As the residential market has slowed, homebuilders have become more selective when considering locations to purchase land. In some cases, they are no longer purchasing land at all.

When homebuilders do seek to buy land, they will focus their efforts on fully entitled tracts and finished lots, rather than on the preliminarily approved tracts and parcels they were purchasing as recently as a year ago.

In the end, builders must consider their own inventory, market-absorption levels and the project's market conditions.

2. Renegotiation

As the prices of all the components of development projects are being driven down, we're experiencing a period of renegotiation. Homebuilders are renegotiating their land-purchase contracts and buying finished lots rather than parcels. Land-developers are renegotiating with their contractors to lower lot-finishing costs. Land-buyers are renegotiating their purchase contracts. Developers are renegotiating for cheaper financing.

The result of this activity is an attempt, it seems, to lower the overall selling prices of homes, increase absorption and eliminate inventory.

Lenders are evaluating negotiations with all parties. They must be confident that the project's finances will allow the homebuilder to provide an end product that can be sold at market-appropriate prices.

3. Valuation

The importance of thorough land valuation cannot be underestimated. A lender will raise two primary questions in the valuation of a residential-land project:

  • What can a builder pay for a finished lot to sell the homes at an appropriate price for the market?
  • What will it cost the land-developer to finish the lots?
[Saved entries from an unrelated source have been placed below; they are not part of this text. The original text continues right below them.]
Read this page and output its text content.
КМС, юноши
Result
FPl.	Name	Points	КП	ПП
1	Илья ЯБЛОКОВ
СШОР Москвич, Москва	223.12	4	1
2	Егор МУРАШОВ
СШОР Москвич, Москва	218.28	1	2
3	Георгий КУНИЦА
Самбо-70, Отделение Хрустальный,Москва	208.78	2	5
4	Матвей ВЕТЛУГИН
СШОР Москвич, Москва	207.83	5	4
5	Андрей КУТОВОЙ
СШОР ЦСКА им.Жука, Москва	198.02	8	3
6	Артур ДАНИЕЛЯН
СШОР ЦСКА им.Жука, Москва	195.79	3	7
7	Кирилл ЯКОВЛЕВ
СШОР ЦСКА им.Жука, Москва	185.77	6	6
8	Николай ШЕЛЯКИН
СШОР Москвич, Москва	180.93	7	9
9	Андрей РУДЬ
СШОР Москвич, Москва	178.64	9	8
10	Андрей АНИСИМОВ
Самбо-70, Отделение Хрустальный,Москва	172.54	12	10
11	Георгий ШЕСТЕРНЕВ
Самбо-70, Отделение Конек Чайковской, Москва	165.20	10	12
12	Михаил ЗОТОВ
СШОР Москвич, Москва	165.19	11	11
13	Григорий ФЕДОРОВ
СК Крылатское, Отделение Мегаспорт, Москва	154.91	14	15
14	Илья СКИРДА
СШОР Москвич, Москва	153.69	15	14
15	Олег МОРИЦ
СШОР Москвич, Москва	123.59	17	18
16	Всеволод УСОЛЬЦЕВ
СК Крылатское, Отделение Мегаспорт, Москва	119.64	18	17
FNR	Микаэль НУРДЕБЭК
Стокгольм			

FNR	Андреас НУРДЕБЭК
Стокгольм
The land-developer profits also must be factored into the valuation. Once these costs are determined, a lender can then derive a basic residual land value for the proposed project and can fully understand its feasibility.

Current market and submarket conditions also will factor into a project's valuation. If the project is in an area that is experiencing stagnant growth or overbuilding, allowances must be made for the development to retain its value.